Clinical Profile of Non-neutropenic Patients with Invasive Candidiasis: A Retrospective Study in a Tertiary Care Center
Sowmya Sridharan, Ram Gopalakrishnan, Panchatcharam S Nambi, Suresh Kumar, Nandini Sethuraman, V Ramasubramanian
Citation Information :
Sridharan S, Gopalakrishnan R, Nambi PS, Kumar S, Sethuraman N, Ramasubramanian V. Clinical Profile of Non-neutropenic Patients with Invasive Candidiasis: A Retrospective Study in a Tertiary Care Center. Indian J Crit Care Med 2021; 25 (3):267-272.

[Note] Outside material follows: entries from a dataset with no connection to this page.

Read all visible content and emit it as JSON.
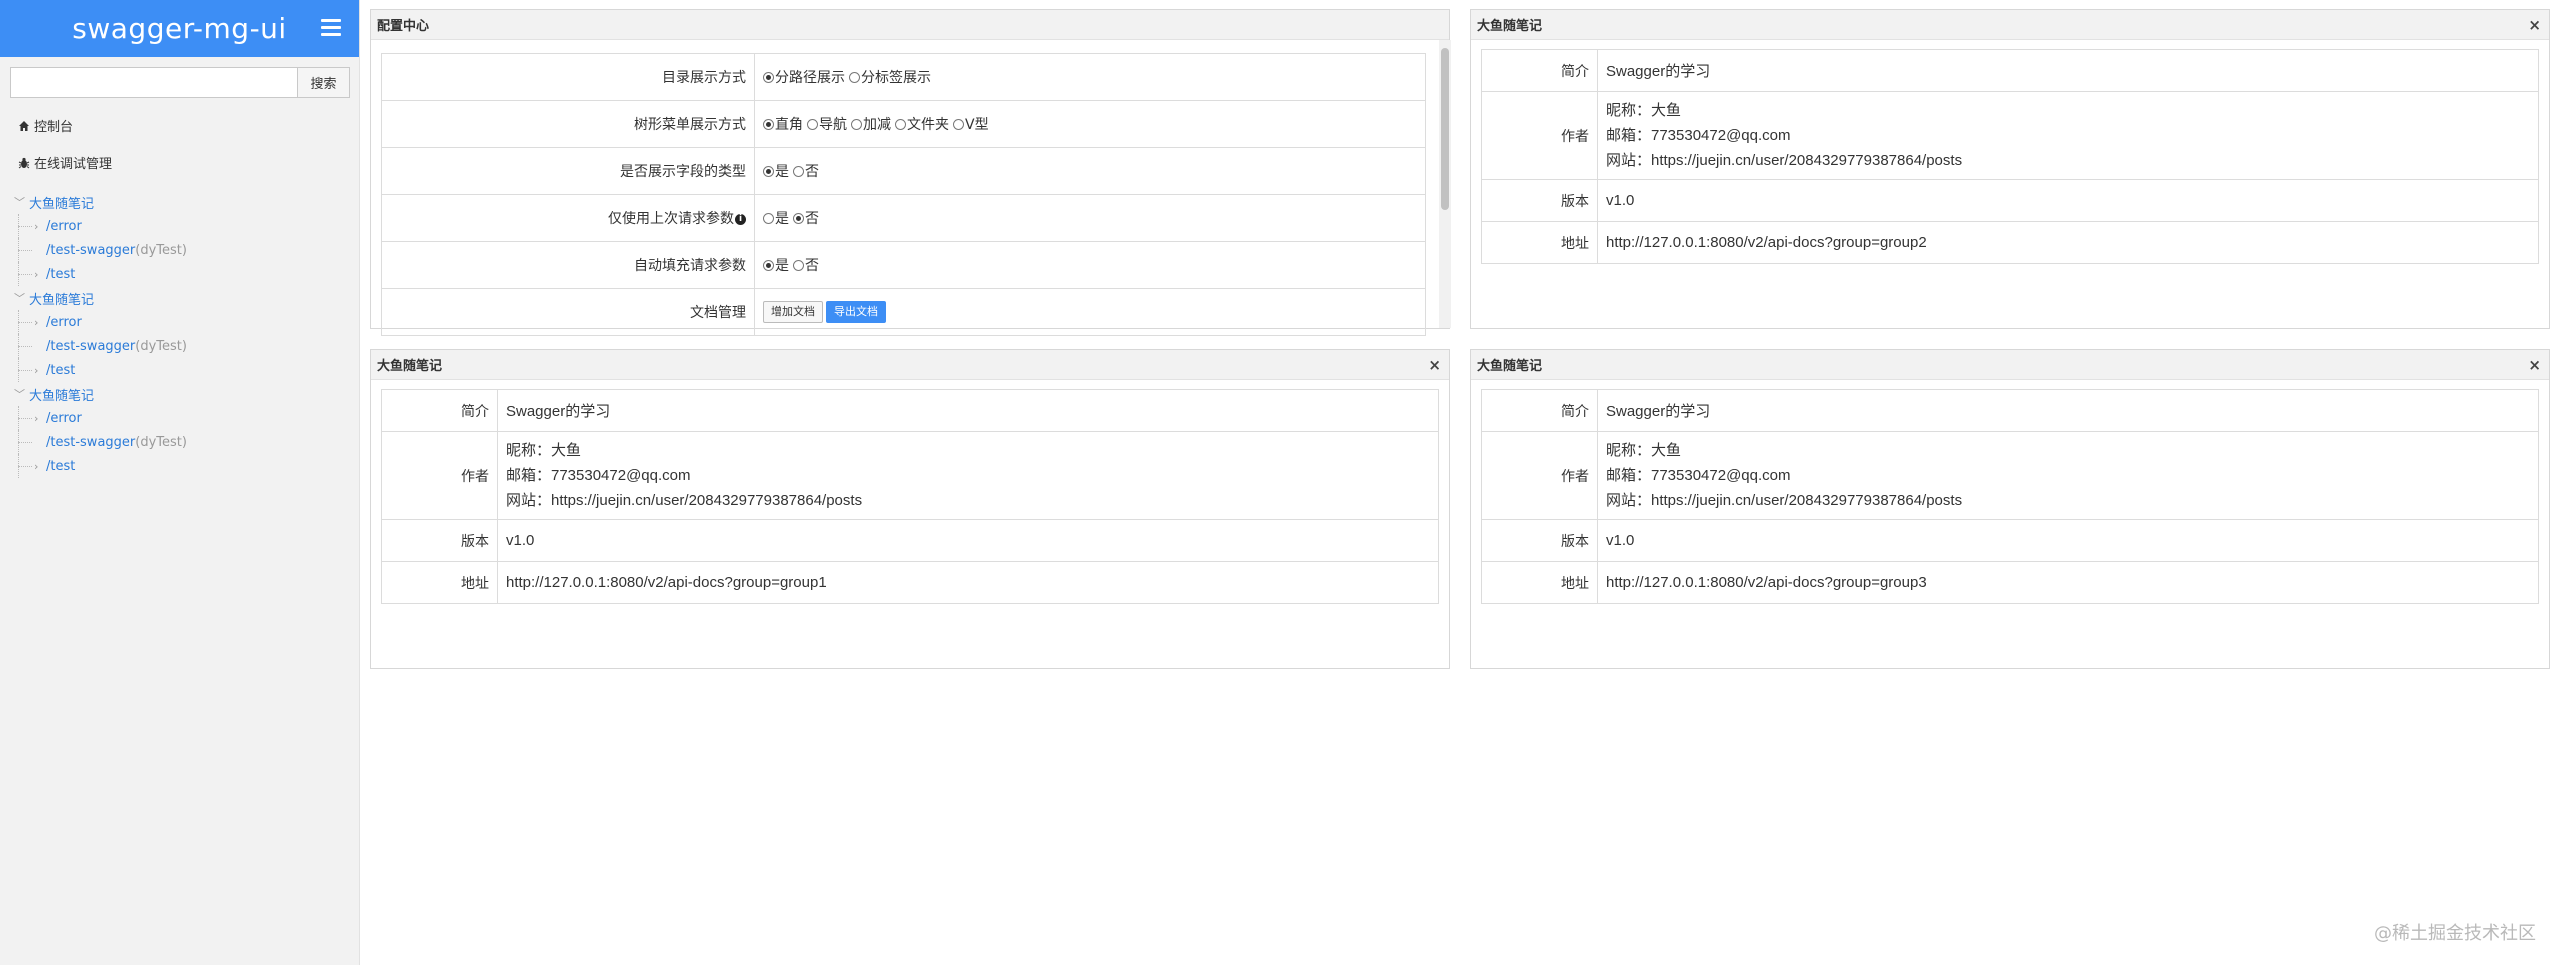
{
  "brand": {
    "title": "swagger-mg-ui"
  },
  "search": {
    "placeholder": "",
    "button_label": "搜索"
  },
  "nav": {
    "console": "控制台",
    "debug": "在线调试管理"
  },
  "tree": [
    {
      "label": "大鱼随笔记",
      "items": [
        {
          "path": "/error",
          "sub": ""
        },
        {
          "path": "/test-swagger",
          "sub": "(dyTest)"
        },
        {
          "path": "/test",
          "sub": ""
        }
      ]
    },
    {
      "label": "大鱼随笔记",
      "items": [
        {
          "path": "/error",
          "sub": ""
        },
        {
          "path": "/test-swagger",
          "sub": "(dyTest)"
        },
        {
          "path": "/test",
          "sub": ""
        }
      ]
    },
    {
      "label": "大鱼随笔记",
      "items": [
        {
          "path": "/error",
          "sub": ""
        },
        {
          "path": "/test-swagger",
          "sub": "(dyTest)"
        },
        {
          "path": "/test",
          "sub": ""
        }
      ]
    }
  ],
  "config": {
    "title": "配置中心",
    "rows": [
      {
        "label": "目录展示方式",
        "options": [
          {
            "text": "分路径展示",
            "checked": true
          },
          {
            "text": "分标签展示",
            "checked": false
          }
        ]
      },
      {
        "label": "树形菜单展示方式",
        "options": [
          {
            "text": "直角",
            "checked": true
          },
          {
            "text": "导航",
            "checked": false
          },
          {
            "text": "加减",
            "checked": false
          },
          {
            "text": "文件夹",
            "checked": false
          },
          {
            "text": "V型",
            "checked": false
          }
        ]
      },
      {
        "label": "是否展示字段的类型",
        "options": [
          {
            "text": "是",
            "checked": true
          },
          {
            "text": "否",
            "checked": false
          }
        ]
      },
      {
        "label": "仅使用上次请求参数",
        "info": true,
        "options": [
          {
            "text": "是",
            "checked": false
          },
          {
            "text": "否",
            "checked": true
          }
        ]
      },
      {
        "label": "自动填充请求参数",
        "options": [
          {
            "text": "是",
            "checked": true
          },
          {
            "text": "否",
            "checked": false
          }
        ]
      }
    ],
    "doc_manage": {
      "label": "文档管理",
      "add_button": "增加文档",
      "export_button": "导出文档"
    }
  },
  "panels": [
    {
      "title": "大鱼随笔记",
      "intro_label": "简介",
      "intro": "Swagger的学习",
      "author_label": "作者",
      "nickname": "昵称：大鱼",
      "email": "邮箱：773530472@qq.com",
      "website": "网站：https://juejin.cn/user/2084329779387864/posts",
      "version_label": "版本",
      "version": "v1.0",
      "url_label": "地址",
      "url": "http://127.0.0.1:8080/v2/api-docs?group=group2"
    },
    {
      "title": "大鱼随笔记",
      "intro_label": "简介",
      "intro": "Swagger的学习",
      "author_label": "作者",
      "nickname": "昵称：大鱼",
      "email": "邮箱：773530472@qq.com",
      "website": "网站：https://juejin.cn/user/2084329779387864/posts",
      "version_label": "版本",
      "version": "v1.0",
      "url_label": "地址",
      "url": "http://127.0.0.1:8080/v2/api-docs?group=group1"
    },
    {
      "title": "大鱼随笔记",
      "intro_label": "简介",
      "intro": "Swagger的学习",
      "author_label": "作者",
      "nickname": "昵称：大鱼",
      "email": "邮箱：773530472@qq.com",
      "website": "网站：https://juejin.cn/user/2084329779387864/posts",
      "version_label": "版本",
      "version": "v1.0",
      "url_label": "地址",
      "url": "http://127.0.0.1:8080/v2/api-docs?group=group3"
    }
  ],
  "close_glyph": "×",
  "watermark": "@稀土掘金技术社区",
  "colors": {
    "brand": "#3d8ef5",
    "link": "#2b7bd8",
    "sidebar_bg": "#f2f2f2"
  }
}
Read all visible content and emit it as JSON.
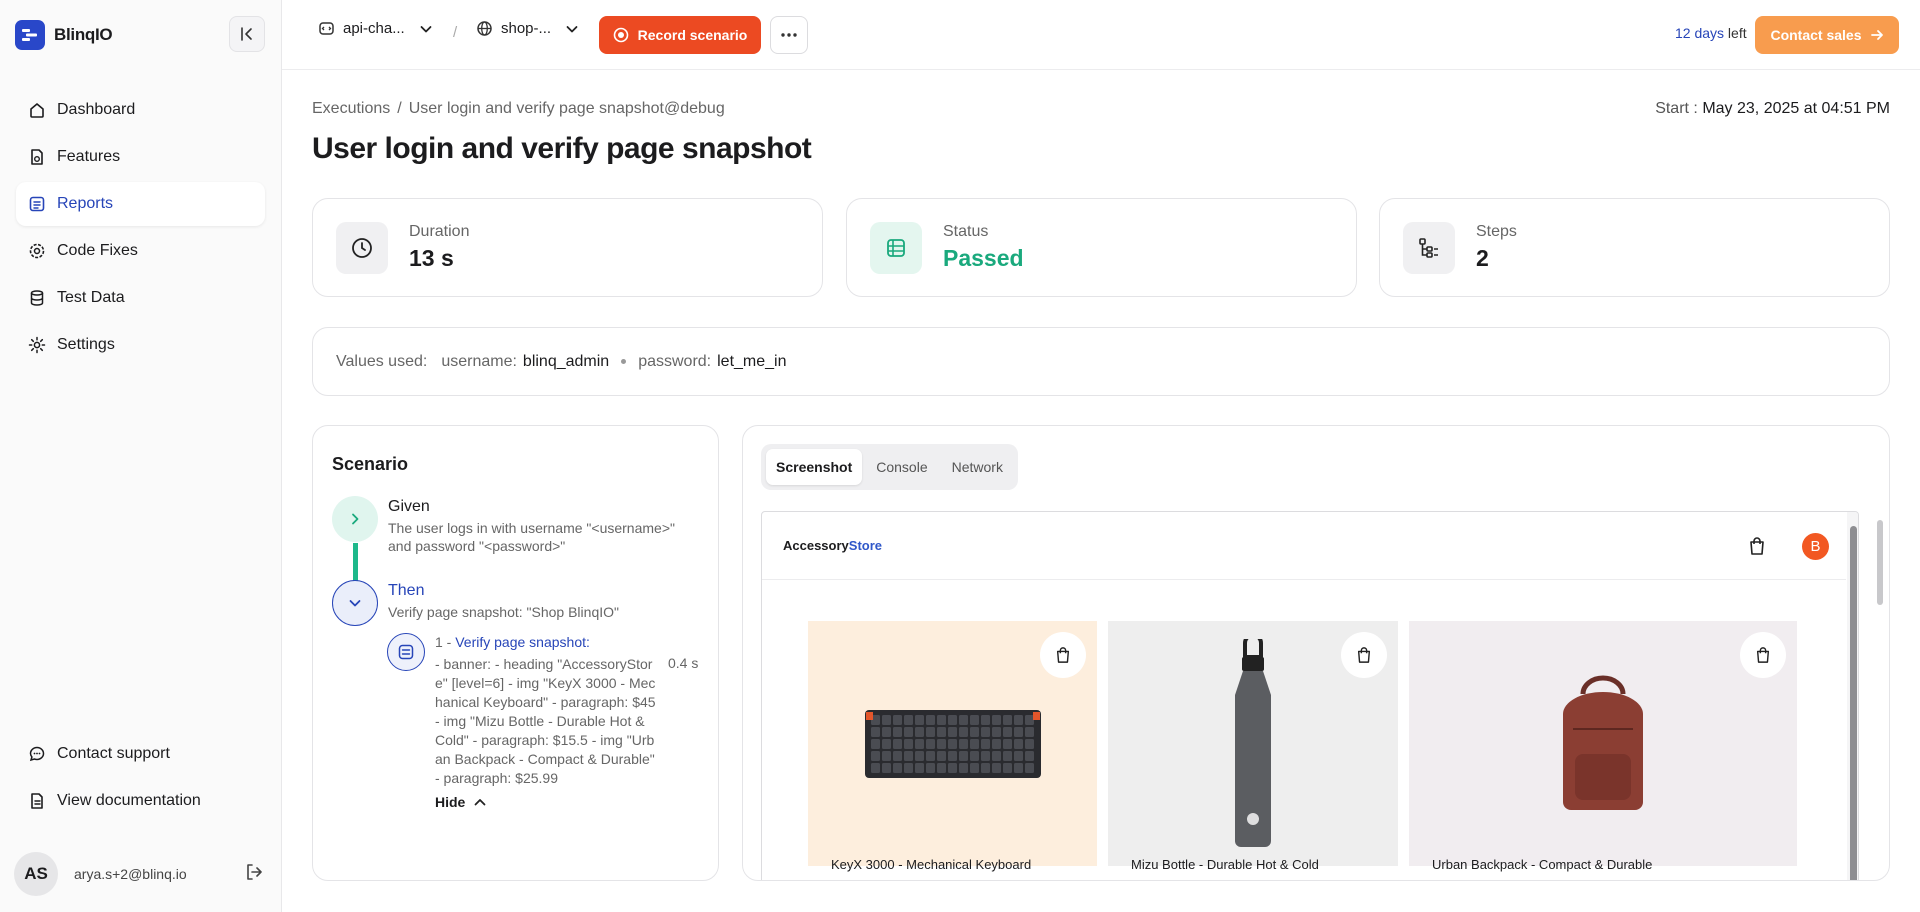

Introduction: Invasive candidiasis (IC) is a major cause of morbidity and mortality in critically ill patients in the intensive care unit (ICU). In this study, we aim to analyze the clinical profile, species distribution, and susceptibility pattern of patients with IC. Methods: Case records of non-neutropenic patients ≥18 years of age with IC between January 2016 and June 2019 at a tertiary care referral hospital were analyzed. IC was defined as either candidemia or isolation of Candida species from a sterile site (such as CSF; ascitic, pleural, or pericardial fluid; or pus or tissue from an intraoperative sample) in a patient with clinical signs and symptoms of infection. Results: A total of 114 patients were analyzed, out of which 105 (92.1%) patients had bloodstream infection (BSI) due to Candida and 9 (7.9%) had IC identified from a sterile site. Central line-associated blood stream infection (27 patients, 23.6%) and a gastrointestinal source (30 patients, 26.3%) were the most common presumed sources for candidemia. The commonest species was Candida tropicalis 42 (36.8%), followed by Candida glabrata 20 (17.5%). Serum beta-D-glucan (BDG) was done only in 32 patients of the 114 (35.3%); among those who were tested, 5 (15.6%) had a BDG value of less than 80 pg/mL despite having Candida BSI. Fluconazole sensitivity was 69.5% overall. At 14 days after diagnosis of IC, 49.1% had recovered, with the remainder having an unfavorable outcome (32.4% had died and 18.4% had left against medical advice). Clinical significance: IC is a major concern in Indian ICUs, with a satisfactory outcome in only half of our patients. Serum BDG is a valuable test to diagnose blood culture–negative IC, but more studies are needed to determine its role in the exclusion of IC, as we had a small minority of patients with negative tests despite proven IC. Conclusion: We recommend sending two sets of blood cultures and serum BDG assay for all suspected patients. Initiating empiric antifungal therapy with an echinocandin is advisable, in view of increasing azole resistance and the emergence of Candida auris, with de-escalation to fluconazole for sensitive isolates after clinical stability and blood culture clearance.